Senior Multimedia Reporter
peter.christopher@guardian.co.tt
Parents of students at the Curepe Presbyterian School are welcoming news that refurbishment work on a long-abandoned school building will soon begin.
The building had been constructed under the People’s Partnership government but was not completed and had become overgrown with wild vines and weeds.
Members of the school’s Parent Teachers’ Association (PTA) embarked on a clean-up exercise at the building yesterday, where they were joined by St Augustine MP and Minister of Rural Development and Local Government Khadijah Ameen and Curepe/Pasea councillor J-Lynn Roopnarine.
“The Minister of Education announced at a post-Cabinet meeting that they will have a school repair program for the July–August period, and the Curepe Presbyterian School has been listed for part of that repair,” said Ameen.
“While our students remain in the current facility, which is infested with pigeons. The sewer system is giving problems, you have rats and so on. The students there are cramped in the classrooms. We have the student block on this side that is in need of repair.
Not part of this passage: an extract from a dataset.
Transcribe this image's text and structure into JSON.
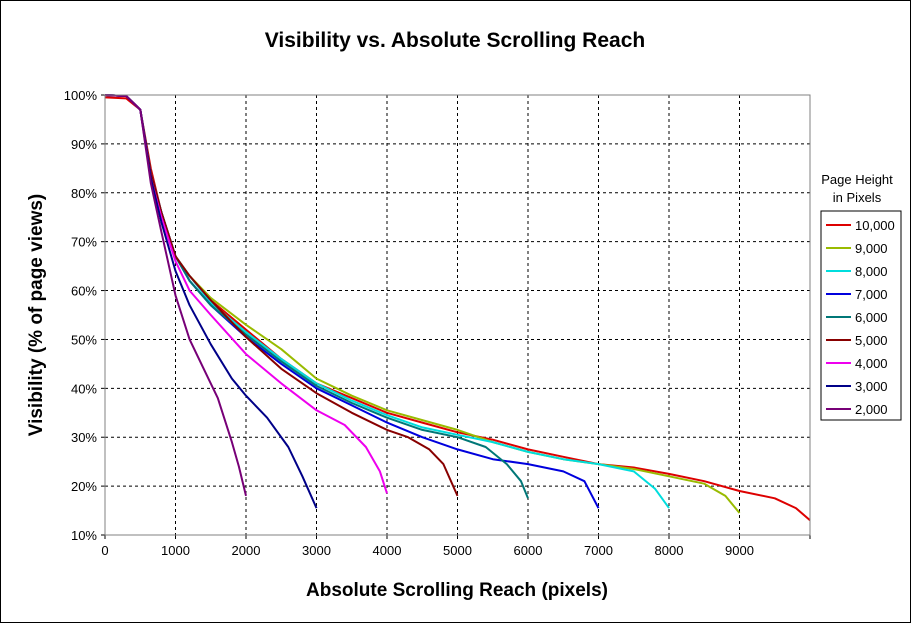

Well, it is an entire refurbishment needed.”
Ameen said the regional corporation had provided assistance, with trucks and chainsaws being made available for the effort.
“This exercise, as I said, has been long in coming because we’ve been advocating over and over. We’re writing letters. We’ve been lobbying. We try to get this edifice, wonderful edifice it is, completed, and so we were prepared to move heaven and earth to get this done, um, no matter who’s in power. So we are grateful that we don’t have to push too hard. We’re extremely grateful that we don’t have to work so hard to get this done,” said attorney Kenneth Monroe Brown, who is the chairman of the PTA’s infrastructure and building committee.
Acting school principal Patricia Thompson Jaggernauth was also grateful that there were plans to use the building.
Parents also informed Guardian Media that the school’s auditorium, which was officially commissioned in June 2024, had been broken into several times in recent weeks. Thieves stole lights and lighting fixtures, tiles, and attempted to pull down LED lights that had been installed in the building.
Ameen confirmed that she had received such reports.
“In the last three weeks or so, we have had several break-ins here. In fact, there’s a bandit that we don’t know if he was living part-time in part of the structure. They would have stolen more things. They stole tiles off the walls, the electrical pulling it through the walls, the windows out of the frames, and several things,” she said.